Solutions for a new era
As the staying power of a good brand illustrates, people tend to turn to what they know and trust during turbulent times. As the world shifts, the problems and challenges faced by investors shift, yet so to do the ways that they expect and demand solutions. It’s important for financial services companies to accompany clients on this journey and, at Vontobel, we focus on using technology to scale our mission of empowering investors to build better futures. This stays true to our principle of mastering what we do – and only doing what we master.
Studies show that the demand for digital wealth management solutions will increase in coming years – driven by the growing range of offerings, as well as by the entry into this segment of major market participants with large client bases. This has encompassed broad digital product offerings, including options for portfolio customization.

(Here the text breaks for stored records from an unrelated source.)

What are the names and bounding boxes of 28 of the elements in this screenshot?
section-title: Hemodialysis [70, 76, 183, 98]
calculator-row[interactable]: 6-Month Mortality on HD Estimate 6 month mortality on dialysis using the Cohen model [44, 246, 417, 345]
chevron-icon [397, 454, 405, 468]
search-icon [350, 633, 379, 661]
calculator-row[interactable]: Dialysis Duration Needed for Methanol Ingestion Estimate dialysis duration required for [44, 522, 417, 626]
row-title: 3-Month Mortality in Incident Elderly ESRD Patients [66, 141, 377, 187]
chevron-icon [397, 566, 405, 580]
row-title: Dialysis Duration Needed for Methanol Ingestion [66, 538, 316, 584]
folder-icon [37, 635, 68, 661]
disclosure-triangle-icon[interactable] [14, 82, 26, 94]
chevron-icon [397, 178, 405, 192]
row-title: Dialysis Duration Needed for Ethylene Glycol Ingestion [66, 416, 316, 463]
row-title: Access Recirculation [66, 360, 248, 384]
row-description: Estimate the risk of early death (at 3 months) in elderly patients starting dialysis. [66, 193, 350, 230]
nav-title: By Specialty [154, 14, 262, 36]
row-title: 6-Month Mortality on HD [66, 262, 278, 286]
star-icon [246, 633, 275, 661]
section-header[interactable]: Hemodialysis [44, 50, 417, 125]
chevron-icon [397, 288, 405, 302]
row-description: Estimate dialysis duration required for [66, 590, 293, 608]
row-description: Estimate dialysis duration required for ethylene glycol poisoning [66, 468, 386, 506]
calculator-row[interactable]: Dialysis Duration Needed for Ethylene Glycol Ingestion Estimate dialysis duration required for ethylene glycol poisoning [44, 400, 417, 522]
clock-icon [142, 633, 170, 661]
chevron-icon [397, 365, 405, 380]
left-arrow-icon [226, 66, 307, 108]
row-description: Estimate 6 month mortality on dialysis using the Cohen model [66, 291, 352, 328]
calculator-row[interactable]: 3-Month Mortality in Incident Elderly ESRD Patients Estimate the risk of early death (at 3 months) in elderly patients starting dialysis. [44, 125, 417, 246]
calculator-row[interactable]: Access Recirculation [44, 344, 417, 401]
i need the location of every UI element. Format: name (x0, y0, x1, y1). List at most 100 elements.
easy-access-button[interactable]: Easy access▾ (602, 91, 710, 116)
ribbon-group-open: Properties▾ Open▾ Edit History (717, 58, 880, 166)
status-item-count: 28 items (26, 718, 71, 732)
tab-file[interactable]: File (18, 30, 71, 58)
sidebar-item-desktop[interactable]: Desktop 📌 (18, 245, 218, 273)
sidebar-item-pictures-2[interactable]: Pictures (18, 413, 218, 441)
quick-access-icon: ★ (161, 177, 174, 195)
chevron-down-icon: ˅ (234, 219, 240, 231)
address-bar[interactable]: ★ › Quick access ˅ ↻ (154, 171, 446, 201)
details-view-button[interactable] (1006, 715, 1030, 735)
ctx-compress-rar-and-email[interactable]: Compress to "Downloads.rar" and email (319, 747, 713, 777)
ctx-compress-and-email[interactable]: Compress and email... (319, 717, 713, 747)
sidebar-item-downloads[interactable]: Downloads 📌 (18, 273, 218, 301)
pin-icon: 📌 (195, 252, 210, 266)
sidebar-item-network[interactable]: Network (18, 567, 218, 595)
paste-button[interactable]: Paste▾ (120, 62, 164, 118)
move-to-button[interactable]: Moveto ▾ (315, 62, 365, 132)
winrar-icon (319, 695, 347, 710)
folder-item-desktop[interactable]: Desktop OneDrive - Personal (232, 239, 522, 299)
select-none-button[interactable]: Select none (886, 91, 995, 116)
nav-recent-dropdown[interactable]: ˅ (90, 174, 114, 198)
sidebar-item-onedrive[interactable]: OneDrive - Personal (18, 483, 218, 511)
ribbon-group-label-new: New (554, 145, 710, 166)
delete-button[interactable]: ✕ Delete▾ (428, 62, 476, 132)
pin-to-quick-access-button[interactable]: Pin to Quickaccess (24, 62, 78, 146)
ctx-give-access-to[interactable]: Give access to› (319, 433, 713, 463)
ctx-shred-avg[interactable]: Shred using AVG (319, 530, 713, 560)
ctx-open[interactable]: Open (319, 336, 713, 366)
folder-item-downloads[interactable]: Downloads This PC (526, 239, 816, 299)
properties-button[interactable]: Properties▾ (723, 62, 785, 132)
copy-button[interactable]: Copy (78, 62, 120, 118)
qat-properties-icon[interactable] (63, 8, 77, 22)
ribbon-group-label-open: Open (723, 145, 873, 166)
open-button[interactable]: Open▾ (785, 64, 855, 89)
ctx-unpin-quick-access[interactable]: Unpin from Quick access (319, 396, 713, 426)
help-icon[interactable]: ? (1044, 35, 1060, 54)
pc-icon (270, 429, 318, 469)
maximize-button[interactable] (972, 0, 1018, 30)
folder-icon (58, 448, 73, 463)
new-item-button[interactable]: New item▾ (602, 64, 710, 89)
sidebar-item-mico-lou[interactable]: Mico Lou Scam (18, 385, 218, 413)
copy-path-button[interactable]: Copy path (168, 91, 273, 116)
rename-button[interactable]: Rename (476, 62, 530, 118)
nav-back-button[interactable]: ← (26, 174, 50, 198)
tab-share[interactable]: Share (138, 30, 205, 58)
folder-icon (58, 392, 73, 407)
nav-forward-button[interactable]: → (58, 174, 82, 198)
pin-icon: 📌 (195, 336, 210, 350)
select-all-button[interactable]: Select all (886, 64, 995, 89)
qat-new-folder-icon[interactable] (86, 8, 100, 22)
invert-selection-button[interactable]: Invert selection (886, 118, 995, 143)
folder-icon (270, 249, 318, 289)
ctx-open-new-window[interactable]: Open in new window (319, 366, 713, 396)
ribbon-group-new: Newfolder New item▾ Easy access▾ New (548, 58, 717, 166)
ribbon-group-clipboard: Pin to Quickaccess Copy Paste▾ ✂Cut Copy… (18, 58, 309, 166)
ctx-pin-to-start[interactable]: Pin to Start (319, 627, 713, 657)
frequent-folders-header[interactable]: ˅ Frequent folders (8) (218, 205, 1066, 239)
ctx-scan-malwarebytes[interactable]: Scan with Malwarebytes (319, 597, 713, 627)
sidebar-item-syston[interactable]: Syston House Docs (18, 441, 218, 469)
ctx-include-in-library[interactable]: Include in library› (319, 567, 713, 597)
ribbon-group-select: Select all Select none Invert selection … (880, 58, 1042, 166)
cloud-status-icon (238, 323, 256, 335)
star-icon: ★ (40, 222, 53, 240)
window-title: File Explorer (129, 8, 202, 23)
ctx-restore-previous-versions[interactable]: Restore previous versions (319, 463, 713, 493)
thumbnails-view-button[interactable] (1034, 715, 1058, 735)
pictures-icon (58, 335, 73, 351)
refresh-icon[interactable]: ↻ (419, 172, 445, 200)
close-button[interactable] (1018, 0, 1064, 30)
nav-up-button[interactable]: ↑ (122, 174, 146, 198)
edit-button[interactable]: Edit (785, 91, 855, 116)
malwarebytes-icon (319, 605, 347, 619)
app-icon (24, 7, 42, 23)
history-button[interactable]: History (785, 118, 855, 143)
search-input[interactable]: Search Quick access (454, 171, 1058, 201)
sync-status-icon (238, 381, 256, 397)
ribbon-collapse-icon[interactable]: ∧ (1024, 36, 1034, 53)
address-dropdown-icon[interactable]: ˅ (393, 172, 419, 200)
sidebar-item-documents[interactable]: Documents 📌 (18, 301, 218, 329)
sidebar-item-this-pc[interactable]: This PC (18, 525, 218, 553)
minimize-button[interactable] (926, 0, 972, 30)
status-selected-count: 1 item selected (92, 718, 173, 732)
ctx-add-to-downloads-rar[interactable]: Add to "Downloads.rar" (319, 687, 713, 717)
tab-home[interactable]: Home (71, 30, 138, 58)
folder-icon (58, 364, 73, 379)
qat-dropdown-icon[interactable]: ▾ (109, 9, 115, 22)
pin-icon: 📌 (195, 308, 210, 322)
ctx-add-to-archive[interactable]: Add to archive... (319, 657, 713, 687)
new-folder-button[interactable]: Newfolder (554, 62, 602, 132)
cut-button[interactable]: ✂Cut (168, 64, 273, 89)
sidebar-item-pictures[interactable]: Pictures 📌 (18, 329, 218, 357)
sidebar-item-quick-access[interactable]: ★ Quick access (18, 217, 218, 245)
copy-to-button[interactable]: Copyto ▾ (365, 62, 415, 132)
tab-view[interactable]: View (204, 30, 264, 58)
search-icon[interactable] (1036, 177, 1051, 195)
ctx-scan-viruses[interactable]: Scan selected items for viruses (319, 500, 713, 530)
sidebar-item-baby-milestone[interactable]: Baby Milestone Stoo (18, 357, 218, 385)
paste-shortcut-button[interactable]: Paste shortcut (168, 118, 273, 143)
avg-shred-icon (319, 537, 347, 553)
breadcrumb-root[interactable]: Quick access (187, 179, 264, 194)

Forty years ago, when inflation levels last matched those of today, our current access to, reliance on and appetite for digital channels was unthinkable for most. Bringing things back to 1960s folk music, could Dylan have imagined the transformation online streaming services have brough to the music industry? When it comes to financial services, digitalization is changing the way firms interact with investors. New wealthy clients, for example, want round-the-clock access to investment advice and seek to balance a desire to invest themselves with the high level of importance they assign to investment expertise from an established firm. Similarly, the financial challenges being tackled today have evolved to suit the times. So, if you find yourself facing inflation this time round, consider looking at what new tools and solutions are available to you when it comes to wealth preservation via diversification – the answer might be closer to your fingertips than you originally thought.